You will be reassured to hear that I didn't buy anything there. I saved my money until I got to a flea market in Amsterdam where I was able to purchase a large number of Dutch singles mainly from the 1970s for 50 cents a go. I am sure you will be as keen as I am to dig the groovy sounds of Spooky & Sue, Lucifer and Dizzy Man's Band, and you will be able to do so as soon as I get my vinyl digitalising thingy working again (it doesn't like Microsoft Vista). The one I am particularly looking forward to hearing is the intriguingly titled "Bobby the Flobby" by Bourbon Family.
Thursday, 5 February 2009
As a bonus, here is some top notch Brazilian soul: "Idade" by Tim Maia. This is to mark the arrival today of our first South American visitor, from Sao Paulo. Just Africa and Antarctica to go now. Come on you penguins/ polar bears (delete as applicable).
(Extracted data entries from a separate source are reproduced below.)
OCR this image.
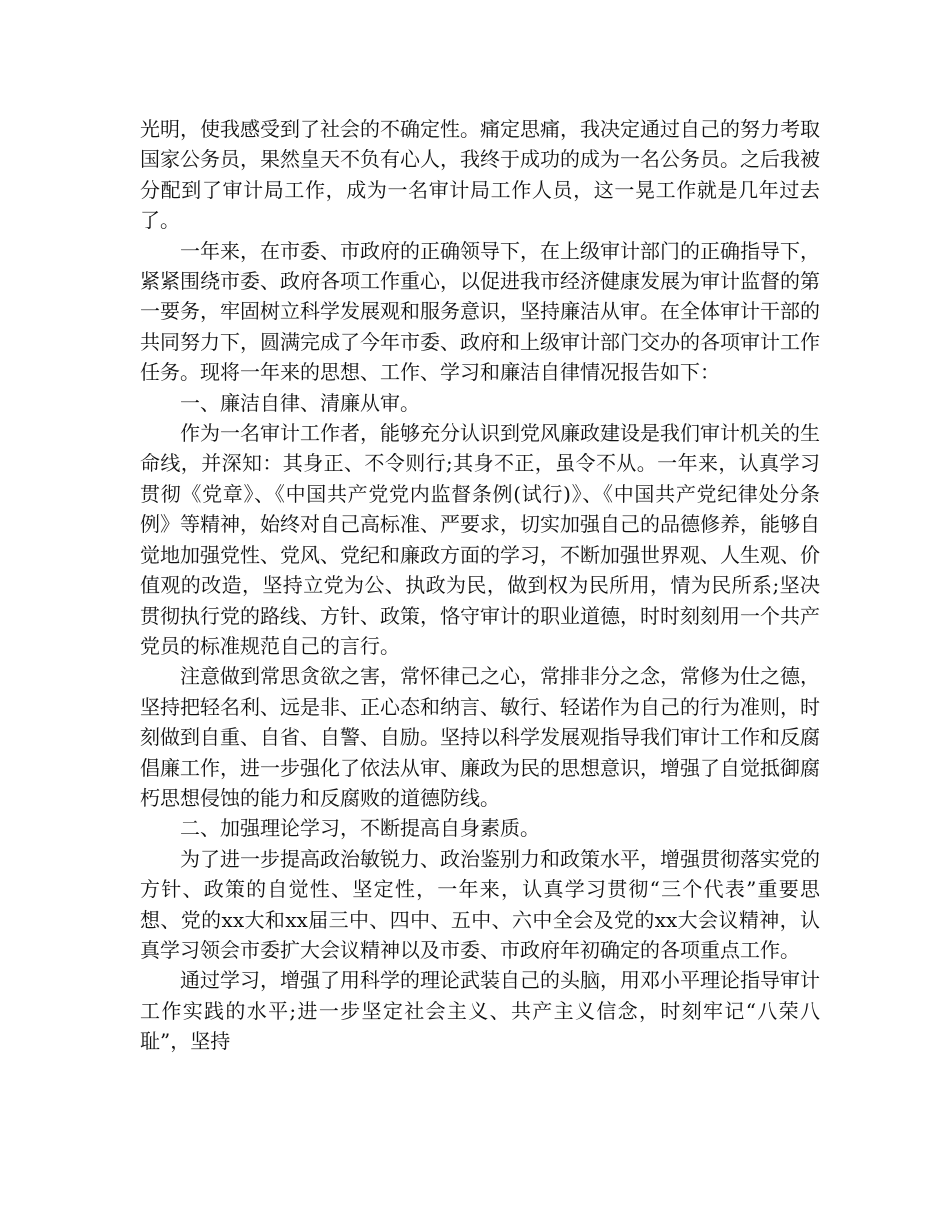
光明，使我感受到了社会的不确定性。痛定思痛，我决定通过自己的努力考取国家公务员，果然皇天不负有心人，我终于成功的成为一名公务员。之后我被分配到了审计局工作，成为一名审计局工作人员，这一晃工作就是几年过去了。

一年来，在市委、市政府的正确领导下，在上级审计部门的正确指导下，紧紧围绕市委、政府各项工作重心，以促进我市经济健康发展为审计监督的第一要务，牢固树立科学发展观和服务意识，坚持廉洁从审。在全体审计干部的共同努力下，圆满完成了今年市委、政府和上级审计部门交办的各项审计工作任务。现将一年来的思想、工作、学习和廉洁自律情况报告如下：

一、廉洁自律、清廉从审。

作为一名审计工作者，能够充分认识到党风廉政建设是我们审计机关的生命线，并深知：其身正、不令则行;其身不正，虽令不从。一年来，认真学习贯彻《党章》、《中国共产党党内监督条例(试行)》、《中国共产党纪律处分条例》等精神，始终对自己高标准、严要求，切实加强自己的品德修养，能够自觉地加强党性、党风、党纪和廉政方面的学习，不断加强世界观、人生观、价值观的改造，坚持立党为公、执政为民，做到权为民所用，情为民所系;坚决贯彻执行党的路线、方针、政策，恪守审计的职业道德，时时刻刻用一个共产党员的标准规范自己的言行。

注意做到常思贪欲之害，常怀律己之心，常排非分之念，常修为仕之德，坚持把轻名利、远是非、正心态和纳言、敏行、轻诺作为自己的行为准则，时刻做到自重、自省、自警、自励。坚持以科学发展观指导我们审计工作和反腐倡廉工作，进一步强化了依法从审、廉政为民的思想意识，增强了自觉抵御腐朽思想侵蚀的能力和反腐败的道德防线。

二、加强理论学习，不断提高自身素质。

为了进一步提高政治敏锐力、政治鉴别力和政策水平，增强贯彻落实党的方针、政策的自觉性、坚定性，一年来，认真学习贯彻“三个代表”重要思想、党的xx大和xx届三中、四中、五中、六中全会及党的xx大会议精神，认真学习领会市委扩大会议精神以及市委、市政府年初确定的各项重点工作。

通过学习，增强了用科学的理论武装自己的头脑，用邓小平理论指导审计工作实践的水平;进一步坚定社会主义、共产主义信念，时刻牢记“八荣八耻”，坚持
He was a strapping lad, our Tim, as you will see in this 1978 clip. Good singer, not very good mimer.
Wednesday, 4 February 2009
As a bonus here he is doing it live with assorted Carters. If anything this is even better:
Tuesday, 3 February 2009
David Kramer has had two parallel musical careers. The one for which he is best known outside South Africa, if known at all, is as the co-writer with Taliep Petersen of musicals about the lives of Cape Town's Cape Coloured community (a term covering people mainly of Malay ancestry). They include "District Six" and "Kat and the Kings", which had an award-winning run in the West End in the mid 1990s.
But since the early 1980s he has also been a chronicler of small town (white) South Africa. He is as well known for his chirpy songs as for his serious ones. "Christmas in Kakamas" is definitely not one of the chirpy ones.
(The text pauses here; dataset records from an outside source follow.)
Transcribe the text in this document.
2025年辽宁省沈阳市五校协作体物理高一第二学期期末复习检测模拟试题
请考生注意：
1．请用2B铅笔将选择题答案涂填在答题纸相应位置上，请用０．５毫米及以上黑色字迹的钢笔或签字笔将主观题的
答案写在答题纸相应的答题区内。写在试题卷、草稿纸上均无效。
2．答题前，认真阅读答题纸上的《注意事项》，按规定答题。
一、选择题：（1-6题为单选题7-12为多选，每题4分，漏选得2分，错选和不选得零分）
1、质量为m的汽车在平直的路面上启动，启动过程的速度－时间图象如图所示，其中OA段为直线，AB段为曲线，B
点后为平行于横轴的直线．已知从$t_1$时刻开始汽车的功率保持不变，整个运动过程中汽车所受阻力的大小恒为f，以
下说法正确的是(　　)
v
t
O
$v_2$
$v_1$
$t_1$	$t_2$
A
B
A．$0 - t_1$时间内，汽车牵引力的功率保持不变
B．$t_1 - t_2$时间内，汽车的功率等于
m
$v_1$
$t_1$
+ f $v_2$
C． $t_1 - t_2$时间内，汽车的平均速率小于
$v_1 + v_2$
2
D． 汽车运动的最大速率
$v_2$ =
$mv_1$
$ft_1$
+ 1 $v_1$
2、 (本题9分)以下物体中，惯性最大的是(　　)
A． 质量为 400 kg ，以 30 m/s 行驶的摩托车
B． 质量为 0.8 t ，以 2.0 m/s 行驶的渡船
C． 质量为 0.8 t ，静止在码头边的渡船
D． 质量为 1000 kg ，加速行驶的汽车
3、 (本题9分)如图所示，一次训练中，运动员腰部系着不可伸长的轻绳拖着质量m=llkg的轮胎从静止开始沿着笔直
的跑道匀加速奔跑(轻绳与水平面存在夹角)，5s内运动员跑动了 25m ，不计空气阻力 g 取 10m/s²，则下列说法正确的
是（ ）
He sings in Afrikaans as well as in English, and this song features a few Afrikaans words. You don't need to understand them to get the drift of the story, but in case it helps:
Dominee = priest
Braaivleis = barbeque
Ou = bloke
bakkie = pick-up truck
Meneer = Sir
veldt = bush
Monday, 2 February 2009
For those of you who missed last week's post, the late Mpharanyana (real name: Jacob Radebe) was a South African soul singer of the 1970s. A number of compilation CDs of his work are now available in South Africa but, as far as I know, not elsewhere. Here is a picture of the great man:
This week's effort is "Katlehong". Soul music is full of songs where the protagonist realises, after moving to the big city to chase success, that he was never happier than in his old home town (for example, "Midnight train to Georgia" and "San Francisco is a lonely town"). "Katlehong" is Mpharanyana's contribution to the canon, Katlehong being a township 20 miles or so east of Johannesburg.
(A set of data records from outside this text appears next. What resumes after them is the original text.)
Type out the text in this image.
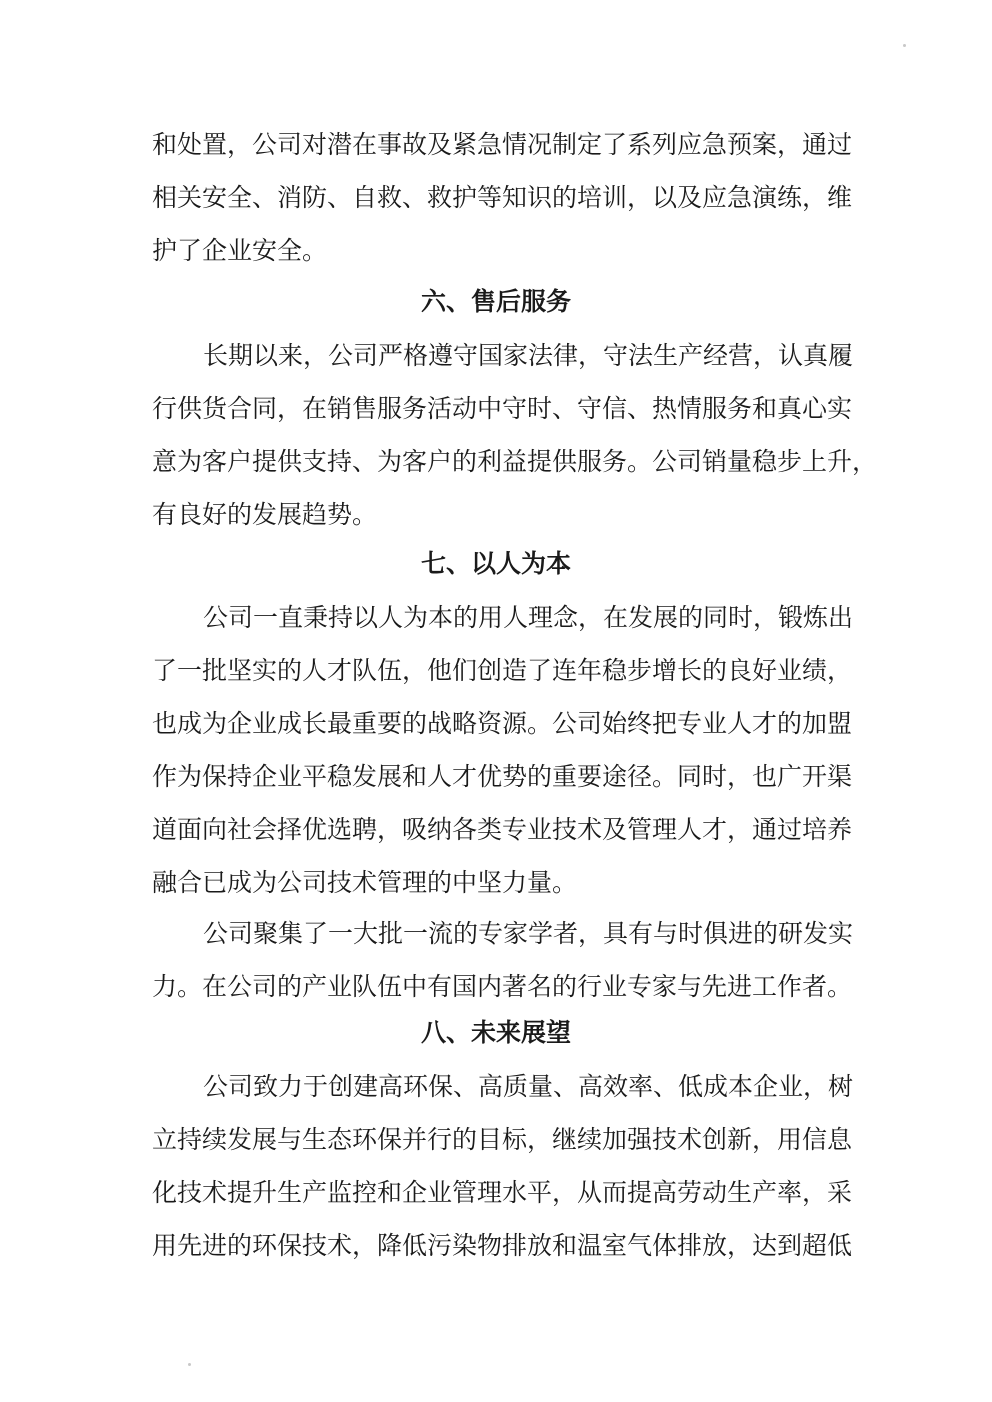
和处置，公司对潜在事故及紧急情况制定了系列应急预案，通过
相关安全、消防、自救、救护等知识的培训，以及应急演练，维
护了企业安全。
六、售后服务
长期以来，公司严格遵守国家法律，守法生产经营，认真履
行供货合同，在销售服务活动中守时、守信、热情服务和真心实
意为客户提供支持、为客户的利益提供服务。公司销量稳步上升，
有良好的发展趋势。
七、以人为本
公司一直秉持以人为本的用人理念，在发展的同时，锻炼出
了一批坚实的人才队伍，他们创造了连年稳步增长的良好业绩，
也成为企业成长最重要的战略资源。公司始终把专业人才的加盟
作为保持企业平稳发展和人才优势的重要途径。同时，也广开渠
道面向社会择优选聘，吸纳各类专业技术及管理人才，通过培养
融合已成为公司技术管理的中坚力量。
公司聚集了一大批一流的专家学者，具有与时俱进的研发实
力。在公司的产业队伍中有国内著名的行业专家与先进工作者。
八、未来展望
公司致力于创建高环保、高质量、高效率、低成本企业，树
立持续发展与生态环保并行的目标，继续加强技术创新，用信息
化技术提升生产监控和企业管理水平，从而提高劳动生产率，采
用先进的环保技术，降低污染物排放和温室气体排放，达到超低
I have no idea whether Mpharanyana was actually from Katlehong. I rather suspect it got chosen because it rhymes with "where I belong". But I like to think that its success would have led to a series of copycat tributes to the townships of the East Rand - "each step takes me closer/ to dear old Thokoza" has a nice ring to it, as does "I'm taking the bus/ back to Vosloorus".
Anyway, here is "Katlehong":
There are no buses and very few tubes, so in the words of Joe Tex, "I'm not going to work today". I'm even more upset about it than he is.
This is dedicated to Helly and Izzy, who I know are fans of this song.
Sunday, 1 February 2009
"Still Water" by Jerry Jones
"Do What You Gotta Do" by Pat Rhoden
The Four Tops' version of "Do What You Gotta Do" is one of my favourite records of all time, but this version is pretty good too.